Software should converge there. On the service side, again, the value-added part of medical communications is comparable to our margin. They also have a component of logistics. The agency position that they're hired into fulfill usually brings along with it, you handle the booking of hotels and airlines and honorariums for KOLs and the meetings that are put together both pre and post-drug approval. We're looking at ways to, you know, partner with other organizations to take on that low-margin logistics activity. That'll accrue over time and we'll see some improvement. The biggest impact will be the fact that the software revenue line from Proficiency is growing faster than the service growth line. Their mix coming into the fold is more in the 60/40 direction in terms of services.

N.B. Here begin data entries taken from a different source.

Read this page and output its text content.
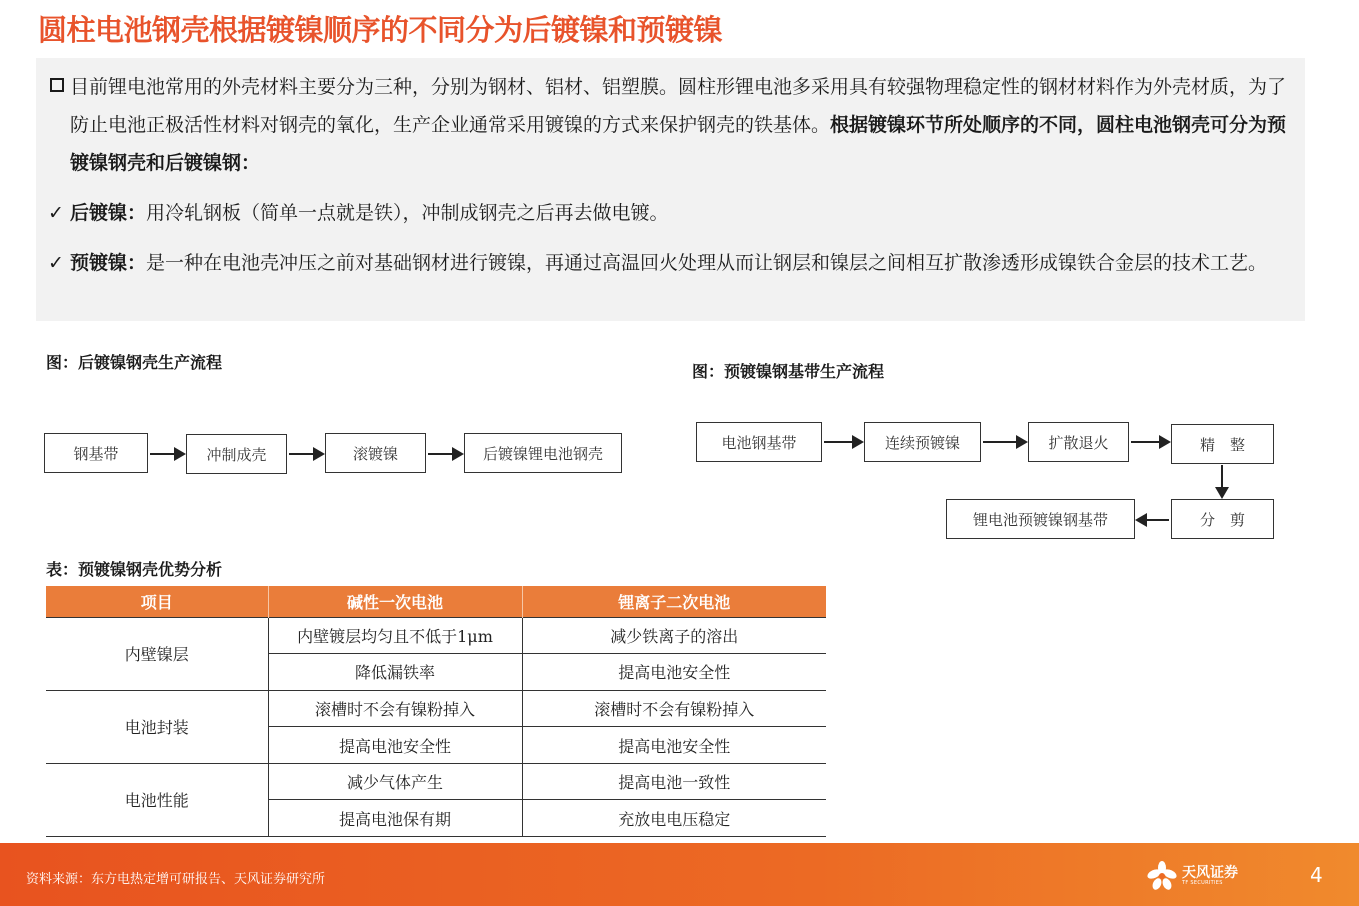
圆柱电池钢壳根据镀镍顺序的不同分为后镀镍和预镀镍
目前锂电池常用的外壳材料主要分为三种，分别为钢材、铝材、铝塑膜。圆柱形锂电池多采用具有较强物理稳定性的钢材材料作为外壳材质，为了防止电池正极活性材料对钢壳的氧化，生产企业通常采用镀镍的方式来保护钢壳的铁基体。根据镀镍环节所处顺序的不同，圆柱电池钢壳可分为预镀镍钢壳和后镀镍钢：
✓ 后镀镍：用冷轧钢板（简单一点就是铁），冲制成钢壳之后再去做电镀。
✓ 预镀镍：是一种在电池壳冲压之前对基础钢材进行镀镍，再通过高温回火处理从而让钢层和镍层之间相互扩散渗透形成镍铁合金层的技术工艺。
图：后镀镍钢壳生产流程
钢基带	冲制成壳	滚镀镍	后镀镍锂电池钢壳
图：预镀镍钢基带生产流程
电池钢基带	连续预镀镍	扩散退火	精　整
分　剪
锂电池预镀镍钢基带
表：预镀镍钢壳优势分析
项目	碱性一次电池	锂离子二次电池
内壁镍层	内壁镀层均匀且不低于1μm	减少铁离子的溶出
	降低漏铁率	提高电池安全性
电池封装	滚槽时不会有镍粉掉入	滚槽时不会有镍粉掉入
	提高电池安全性	提高电池安全性
电池性能	减少气体产生	提高电池一致性
	提高电池保有期	充放电电压稳定
资料来源：东方电热定增可研报告、天风证券研究所	天风证券
TF SECURITIES	4
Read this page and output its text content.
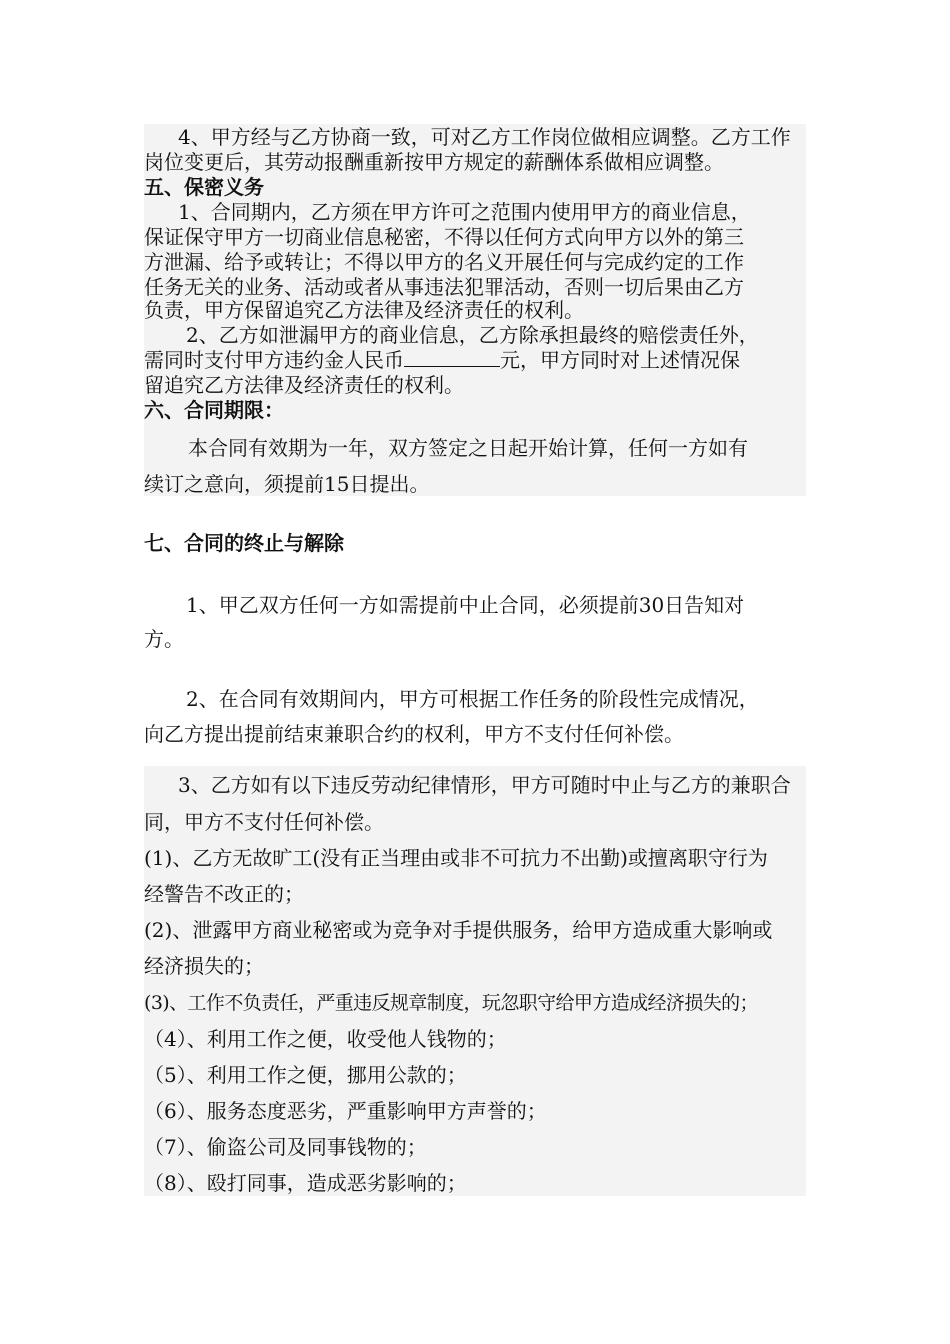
4、甲方经与乙方协商一致，可对乙方工作岗位做相应调整。乙方工作
岗位变更后，其劳动报酬重新按甲方规定的薪酬体系做相应调整。
五、保密义务
1、合同期内，乙方须在甲方许可之范围内使用甲方的商业信息，
保证保守甲方一切商业信息秘密，不得以任何方式向甲方以外的第三
方泄漏、给予或转让；不得以甲方的名义开展任何与完成约定的工作
任务无关的业务、活动或者从事违法犯罪活动，否则一切后果由乙方
负责，甲方保留追究乙方法律及经济责任的权利。
2、乙方如泄漏甲方的商业信息，乙方除承担最终的赔偿责任外，
需同时支付甲方违约金人民币	元，甲方同时对上述情况保
留追究乙方法律及经济责任的权利。
六、合同期限：
本合同有效期为一年，双方签定之日起开始计算，任何一方如有
续订之意向，须提前15日提出。
七、合同的终止与解除
1、甲乙双方任何一方如需提前中止合同，必须提前30日告知对
方。
2、在合同有效期间内，甲方可根据工作任务的阶段性完成情况，
向乙方提出提前结束兼职合约的权利，甲方不支付任何补偿。
3、乙方如有以下违反劳动纪律情形，甲方可随时中止与乙方的兼职合
同，甲方不支付任何补偿。
(1)、乙方无故旷工(没有正当理由或非不可抗力不出勤)或擅离职守行为
经警告不改正的；
(2)、泄露甲方商业秘密或为竞争对手提供服务，给甲方造成重大影响或
经济损失的；
(3)、工作不负责任，严重违反规章制度，玩忽职守给甲方造成经济损失的；
（4）、利用工作之便，收受他人钱物的；
（5）、利用工作之便，挪用公款的；
（6）、服务态度恶劣，严重影响甲方声誉的；
（7）、偷盗公司及同事钱物的；
（8）、殴打同事，造成恶劣影响的；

Its impact will show improvement just simply from our focus on software, their faster revenue growth on the software side and services that again will contribute to benefit. While we get the legacy business into 35% EBITDA margins in fiscal 2025, our guidance there is 31%-33% with Proficiency consolidated in there. As we move out to fiscal year 2026 and 2027, I think we'll converge consolidated to historical 35% or better profitability for the consolidated business.

Francois Brisebois
Biotech and Healthcare Analyst, Oppenheimer

SLP as a whole, the mix from software and services as a whole for SLP long-term, the goal is probably to stay a little more on the software side in terms of mix there?

Shawn O'Connor
CEO, Simulations Plus

Oh, absolutely. For, you know, a whole host of reasons, the obvious recurring revenue and profitability of the software side harken back to where we began in terms of the software being a more infrastructure buy on the part of our clients that isn't susceptible to the ups and downs of spending climate and whatnot. Yeah, we've been very committed. We're an inquisitive organization and we've always tried to keep that balance of new revenue flows from both service and software to maintain that 60%+ component on the software side. Pretty committed to that. I think it's a differentiator in terms of some of our peer companies that are out there. Our focus on software, I think, gives us a little edge in terms of risk profile and benefits in terms of profitability.

Francois Brisebois
Biotech and Healthcare Analyst, Oppenheimer

Okay. Great. Maybe lastly, if we could touch on the guidance for the year on the top line, is that, you know, is that conservative or is that aspirational? How do we feel about the guidance there?

Shawn O'Connor
CEO, Simulations Plus

Sneaky question there, Frank. You know, our guidance was reconfirmed, guidance that we put forth at the beginning of the year. We've reported our fiscal first quarter. We're in the last weeks of our second quarter here. At the end of the first quarter, we confirmed our guidance for top line and other components that was given at the beginning of the year with no change. Yeah. Hey, you know, it's a balance. Underlying it is the 10%-15% growth, the organic growth assumption with $15 million-$18 million of revenue contribution from the new Proficiency business lines. You know, if everything, you know, performed at the top of the range, yeah, there'd be opportunity to exceed that guidance. Those things sort of outcomes rarely occur.

You know, I think our guidance was designed at the front end to be achievable and it remains that way right now.

Francois Brisebois
Biotech and Healthcare Analyst, Oppenheimer

Excellent. Thank you. Sorry for the quick disconnect there, but hopefully we got to everything. I appreciate you taking the time today, Shawn.

Shawn O'Connor
CEO, Simulations Plus

Hey, no problem. Take care, Frank. Thanks for having us.